Saturday, 26 July 2014

A British SF Classic II

Compare CS Lewis' angelic "Heaven"-dwelling eldila with the space-dwelling beings in works by Fred Hoyle, James Blish and Poul Anderson. These three hard sf writers present scientific rationales for their imagined extra-planetary intelligences.

Hoyle's Black Cloud, addressing human scientists, says:

"'...conventional religion, as many humans accept it, is illogical in its attempt to conceive of entities lying outside the Universe. Since the Universe comprises everything, it is evident that nothing can lie outside it. The idea of a "god" creating the Universe is a mechanistic absurdity clearly derived from the making of machines by men. I take it we are in agreement about all this.'"
-Fred Hoyle, The Black Cloud (Harmondsworth, Middlesex, 1965), p. 203.

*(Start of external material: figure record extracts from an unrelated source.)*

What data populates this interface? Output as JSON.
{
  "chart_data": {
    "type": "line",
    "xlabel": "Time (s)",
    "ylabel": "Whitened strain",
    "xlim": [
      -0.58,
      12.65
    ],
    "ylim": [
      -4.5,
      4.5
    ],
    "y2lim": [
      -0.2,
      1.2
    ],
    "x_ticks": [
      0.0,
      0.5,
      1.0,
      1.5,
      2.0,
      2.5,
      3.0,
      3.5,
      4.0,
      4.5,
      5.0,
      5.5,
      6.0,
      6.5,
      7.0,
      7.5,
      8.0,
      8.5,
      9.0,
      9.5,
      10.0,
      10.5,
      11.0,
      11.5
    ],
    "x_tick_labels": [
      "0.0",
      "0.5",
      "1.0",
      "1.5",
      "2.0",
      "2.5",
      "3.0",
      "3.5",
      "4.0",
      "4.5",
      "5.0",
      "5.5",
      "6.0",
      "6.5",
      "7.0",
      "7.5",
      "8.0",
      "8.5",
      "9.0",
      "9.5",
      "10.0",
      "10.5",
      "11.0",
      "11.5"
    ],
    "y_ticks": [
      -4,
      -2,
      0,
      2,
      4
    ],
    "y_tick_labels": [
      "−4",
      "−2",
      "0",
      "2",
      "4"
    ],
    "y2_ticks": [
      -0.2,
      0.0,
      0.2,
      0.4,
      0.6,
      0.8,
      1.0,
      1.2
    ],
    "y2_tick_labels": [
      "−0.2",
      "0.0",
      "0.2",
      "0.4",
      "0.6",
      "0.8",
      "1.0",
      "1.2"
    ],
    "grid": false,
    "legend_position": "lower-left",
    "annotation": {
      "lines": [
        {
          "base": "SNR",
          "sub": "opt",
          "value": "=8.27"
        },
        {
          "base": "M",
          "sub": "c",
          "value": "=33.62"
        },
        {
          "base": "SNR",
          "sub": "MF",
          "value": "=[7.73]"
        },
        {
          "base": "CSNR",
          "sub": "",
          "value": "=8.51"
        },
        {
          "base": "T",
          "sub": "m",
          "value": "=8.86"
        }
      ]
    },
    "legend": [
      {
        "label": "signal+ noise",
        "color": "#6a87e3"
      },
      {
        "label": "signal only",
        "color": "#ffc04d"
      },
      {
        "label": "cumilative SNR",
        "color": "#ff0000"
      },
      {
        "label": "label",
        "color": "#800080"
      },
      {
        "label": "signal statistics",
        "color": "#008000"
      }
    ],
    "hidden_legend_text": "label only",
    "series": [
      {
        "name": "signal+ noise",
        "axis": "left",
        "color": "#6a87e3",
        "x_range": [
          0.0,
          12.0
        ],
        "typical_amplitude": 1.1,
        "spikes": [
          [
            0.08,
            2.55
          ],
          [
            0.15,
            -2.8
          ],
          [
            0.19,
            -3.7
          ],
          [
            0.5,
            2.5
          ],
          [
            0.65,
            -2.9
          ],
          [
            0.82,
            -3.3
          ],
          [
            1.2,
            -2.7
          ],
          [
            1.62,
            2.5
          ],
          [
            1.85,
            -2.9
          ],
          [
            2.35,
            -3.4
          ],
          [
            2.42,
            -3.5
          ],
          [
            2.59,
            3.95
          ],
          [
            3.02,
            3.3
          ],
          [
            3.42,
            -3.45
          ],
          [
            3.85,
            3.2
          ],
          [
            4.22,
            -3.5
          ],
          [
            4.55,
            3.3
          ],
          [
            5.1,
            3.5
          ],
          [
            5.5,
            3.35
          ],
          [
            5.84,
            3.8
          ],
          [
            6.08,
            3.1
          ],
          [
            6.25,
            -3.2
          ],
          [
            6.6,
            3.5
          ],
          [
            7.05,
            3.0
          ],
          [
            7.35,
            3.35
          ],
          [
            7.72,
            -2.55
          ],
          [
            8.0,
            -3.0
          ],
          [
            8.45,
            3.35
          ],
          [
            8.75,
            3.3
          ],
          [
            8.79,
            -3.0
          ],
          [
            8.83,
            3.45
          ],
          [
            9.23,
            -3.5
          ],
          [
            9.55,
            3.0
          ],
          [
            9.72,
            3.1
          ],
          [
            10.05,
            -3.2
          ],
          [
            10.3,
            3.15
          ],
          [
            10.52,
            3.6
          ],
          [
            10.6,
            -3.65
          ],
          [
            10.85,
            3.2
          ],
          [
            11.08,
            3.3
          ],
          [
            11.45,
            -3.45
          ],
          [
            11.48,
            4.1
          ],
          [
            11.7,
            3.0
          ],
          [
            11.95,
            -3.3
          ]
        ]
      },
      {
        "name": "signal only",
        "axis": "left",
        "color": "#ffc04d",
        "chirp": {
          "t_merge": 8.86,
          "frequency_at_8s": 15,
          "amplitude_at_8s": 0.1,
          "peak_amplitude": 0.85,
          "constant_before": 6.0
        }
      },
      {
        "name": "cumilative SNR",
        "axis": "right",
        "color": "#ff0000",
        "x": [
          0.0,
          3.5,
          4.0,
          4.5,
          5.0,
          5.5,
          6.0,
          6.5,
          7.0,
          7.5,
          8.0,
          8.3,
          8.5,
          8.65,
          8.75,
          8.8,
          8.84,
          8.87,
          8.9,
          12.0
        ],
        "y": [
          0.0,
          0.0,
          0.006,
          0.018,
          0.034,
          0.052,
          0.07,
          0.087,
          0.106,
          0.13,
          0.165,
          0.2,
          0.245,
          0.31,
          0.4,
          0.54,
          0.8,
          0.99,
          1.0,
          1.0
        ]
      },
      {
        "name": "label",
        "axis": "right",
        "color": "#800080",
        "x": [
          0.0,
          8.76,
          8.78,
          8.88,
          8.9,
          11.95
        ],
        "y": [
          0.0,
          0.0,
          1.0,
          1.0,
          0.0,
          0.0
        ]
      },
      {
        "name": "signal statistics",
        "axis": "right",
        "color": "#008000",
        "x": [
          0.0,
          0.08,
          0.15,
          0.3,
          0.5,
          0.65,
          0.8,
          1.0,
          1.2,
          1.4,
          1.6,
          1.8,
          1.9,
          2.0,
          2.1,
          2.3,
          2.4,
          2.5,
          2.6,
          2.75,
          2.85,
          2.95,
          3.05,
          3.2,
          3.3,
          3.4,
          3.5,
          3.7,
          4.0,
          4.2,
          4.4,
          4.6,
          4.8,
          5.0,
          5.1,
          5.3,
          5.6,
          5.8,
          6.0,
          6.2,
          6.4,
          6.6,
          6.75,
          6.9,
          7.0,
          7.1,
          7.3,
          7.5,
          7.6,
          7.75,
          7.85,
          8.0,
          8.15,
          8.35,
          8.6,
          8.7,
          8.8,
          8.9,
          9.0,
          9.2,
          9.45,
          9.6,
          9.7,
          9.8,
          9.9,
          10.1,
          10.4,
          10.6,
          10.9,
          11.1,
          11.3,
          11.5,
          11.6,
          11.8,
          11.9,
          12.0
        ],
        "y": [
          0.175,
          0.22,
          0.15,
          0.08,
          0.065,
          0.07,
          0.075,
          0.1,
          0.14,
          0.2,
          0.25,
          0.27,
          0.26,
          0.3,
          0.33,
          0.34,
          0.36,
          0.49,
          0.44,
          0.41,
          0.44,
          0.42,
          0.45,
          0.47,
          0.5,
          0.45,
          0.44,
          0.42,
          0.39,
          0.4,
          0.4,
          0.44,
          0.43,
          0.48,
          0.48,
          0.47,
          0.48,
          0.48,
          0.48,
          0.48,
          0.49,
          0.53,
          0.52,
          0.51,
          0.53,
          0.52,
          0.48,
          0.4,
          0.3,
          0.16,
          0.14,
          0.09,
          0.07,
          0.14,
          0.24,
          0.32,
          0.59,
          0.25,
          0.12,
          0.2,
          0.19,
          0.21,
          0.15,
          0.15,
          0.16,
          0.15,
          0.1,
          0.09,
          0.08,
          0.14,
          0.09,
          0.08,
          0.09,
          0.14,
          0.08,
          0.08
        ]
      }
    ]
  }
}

I am in agreement now although not when I first read the book fifty years ago because I had been religiously indoctrinated. Hoyle through his characters, both human and non-human, addresses several important issues:

the role of scientists in society;
the relationship of science to reality;
how intelligence evolved on Earth;
whether there is a larger-scale intelligence;
why the laws of physics are as they are;
whether a larger-scale intelligence might explain the laws of physics.

(Hoyle's latter non-fiction included The Intelligent Universe and he argued against Darwinism.)

The novel is set in the 1960s, thus has become what I call a "past future," but it retains an element of futurity because its closing fictitious correspondence is dated 2021 and ends:

"Do we want to remain big people in a tiny world or to become a little people in a vaster world? This is the ultimate climax towards which I have directed my narrative." (p. 219)

So how do we in 2014 answer that question?